Filter Your Data

Prev Next

After your data items or folders are uploaded or synchronized, the Dataset Browser enables you to filter and refine them using the features outlined below.

Filter by Collections

The Collections feature in Dataloop's Data Browser helps organize data by allowing you to group specific sets of items based on task needs (e.g., annotation, review, training) into a collection folder. You can create up to 10 collection folders.

  1. Open the  Dataset Browser: Go to the Data → Datasets → Your Dataset → Data Browser.

  2. Select the Collections from the top-bar. The available items are displayed in folder wise.

  3. Select a collection from the list. Once selected, only items included in that collection will be displayed.

Filter Items without Collections

Click on the Items without collections

Learn more about Collections.


Filter by ML Subsets

The ML Subsets view in Dataloop’s Data Browser is a dedicated feature that streamlines machine learning workflows by helping you organize and manage datasets more efficiently. It enables you to classify and filter items according to their ML subset assignments—such as train, validation, and test—which are essential stages in the ML lifecycle for model development and evaluation.

  1. Open the  Dataset Browser: Go to the Data → Datasets → Your Dataset → Data Browser.

  2. Select the ML Subsets from the top-bar. The available items are displayed in folder wise.

  3. Select a subset. For example, Train, etc. and click outside of the ML Subsets pop-up. The items are added to the train subset will be filtered and displayed.

A search query for the train subsets will be also added and visible on the Items search field.

If there are no items added to ML Subsets, click Split Into Subsets.

Learn more about ML Subsets.


Tasks & Statuses

The Tasks & Statuses filter in Dataloop's Data Browser allows you to filter and search for items based on task-related attributes, such as task status or lack of assignments. This feature offers advanced filtering options, enabling better data management.

Prerequisites: Create a Task.

Filters Items by Tasks & Statuses

  1. Open the  Dataset Browser: Go to the Data → Datasets → Your Dataset → Data Browser.

  2. Select the Tasks & Statuses from the top.

  3. Select the following options to filter items:

    1. Items in task:

      1. Search tasks: Select a task to filter items included as part of this task.

      2. Filtering by Status:

        1. Use the Timestamp to select a time period to view the items. Use the filter to view items based on the following task status options.
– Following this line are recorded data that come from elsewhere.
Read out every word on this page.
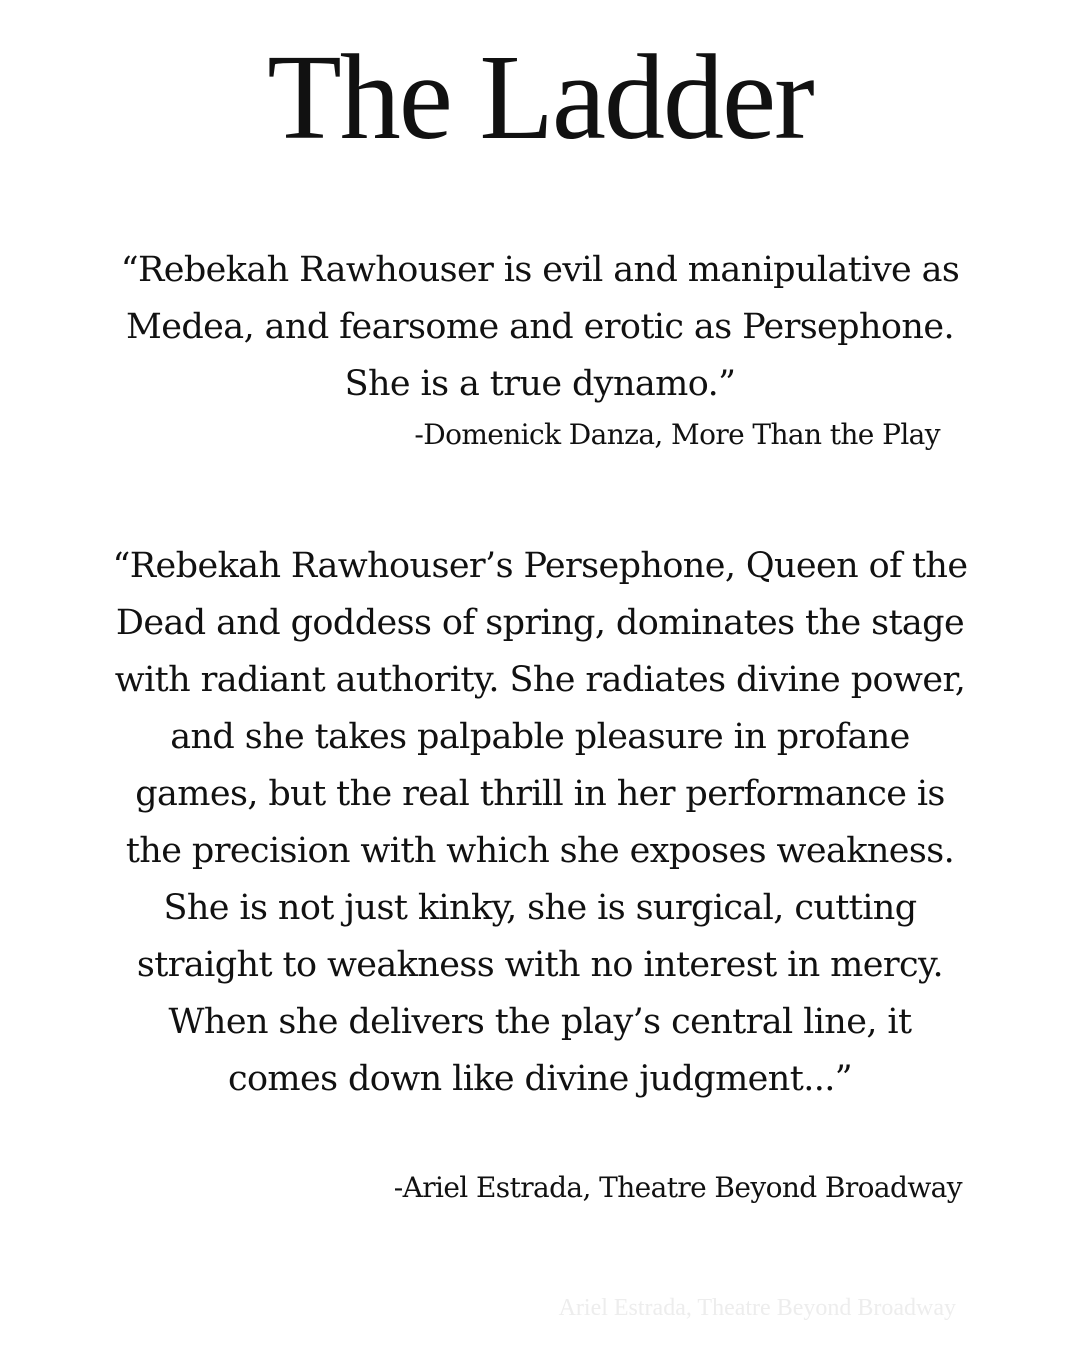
The Ladder

“Rebekah Rawhouser is evil and manipulative as Medea, and fearsome and erotic as Persephone. She is a true dynamo.”

-Domenick Danza, More Than the Play

“Rebekah Rawhouser’s Persephone, Queen of the Dead and goddess of spring, dominates the stage with radiant authority. She radiates divine power, and she takes palpable pleasure in profane games, but the real thrill in her performance is the precision with which she exposes weakness. She is not just kinky, she is surgical, cutting straight to weakness with no interest in mercy. When she delivers the play’s central line, it comes down like divine judgment...”

-Ariel Estrada, Theatre Beyond Broadway

Ariel Estrada, Theatre Beyond Broadway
        2. Items with Status [= (equals)]:  Filter items that have one of the following assigned task status: Complete or Discard

        3. Items with Status [!= ( not equals)]: Filter items that do not have one of the following assigned task status: Complete or Discard.

        4. Items without Status: Filter items that do not have a status. The DQL (Data Query Language) query will update accordingly.

    2. Items Not in task: Filter items that are not part of any tasks.

Item Status

An item earns the status annotated if it receives any form of annotation, such as a classification, a note, or any other tool-generated annotation, regardless of whether this occurs in the dataset browser or during a task. However, being annotated doesn't necessarily mean an item is completed.

  • This situation may arise if the item is annotated via the dataset browser, where annotations can be saved without assigning a status, or if it's annotated during a task without the complete button being engaged. Perhaps because the annotator plans to return to it later.

  • Completed status is assigned to an item when an annotator finalizes their work on it by clicking the complete button during a task.

  • An approved status is granted after an item undergoes a QA task and the QA tester decides to approve it by clicking the respective button.

  • An item is deemed not annotated if it lacks any annotations. Interestingly, an item can be marked as completed and yet be considered not annotated if the complete button was clicked without any actual annotation work being done on it.


Saved Filters

The Dataloop platform allows you to customize and save search queries within data querying or search systems, designed to streamline and optimize user interactions with large datasets.

Save Search Queries

Dataloop platform offers the ability to save specific search filter criteria, allowing for efficient and consistent future searches.

  1. Open the  Dataset Browser: Go to the Data → Datasets → Your Dataset → Data Browser.,

  2. Create a search query.

  3. Click on Saved Filters.

  4. Select Save Filter. A dialogue window is displayed.

  5. Enter a name for the new filter query.

  6. Click Save. A confirmation message is displayed.

Filter Items Using Saved Queries

Dataloop platform offers the ability to reuse specific search filter criteria.

  1. In the Dataset Browser, click on the Saved Filters.

  2. Select Saved Filters and choose the saved filter from the list. Clicking on the saved filter allows the search query to run and displays the result.

View Saved Filters

Up to three saved filters are displayed in the top menu, above of the search bar. Clicking on any of these filters will automatically run the corresponding query in the Smart Search field, instantly applying the saved conditions to your dataset.

Delete Saved Search Queries

Dataloop platform offers the ability to reuse specific search filter criteria.

  1. In the Dataset Browser, click on the â‹® Three Dots.

  2. Select the Saved Filters.

  3. Find the query to be deleted and click on the Delete icon when you hover over.

  4. Click Delete Query. A confirmation message is displayed.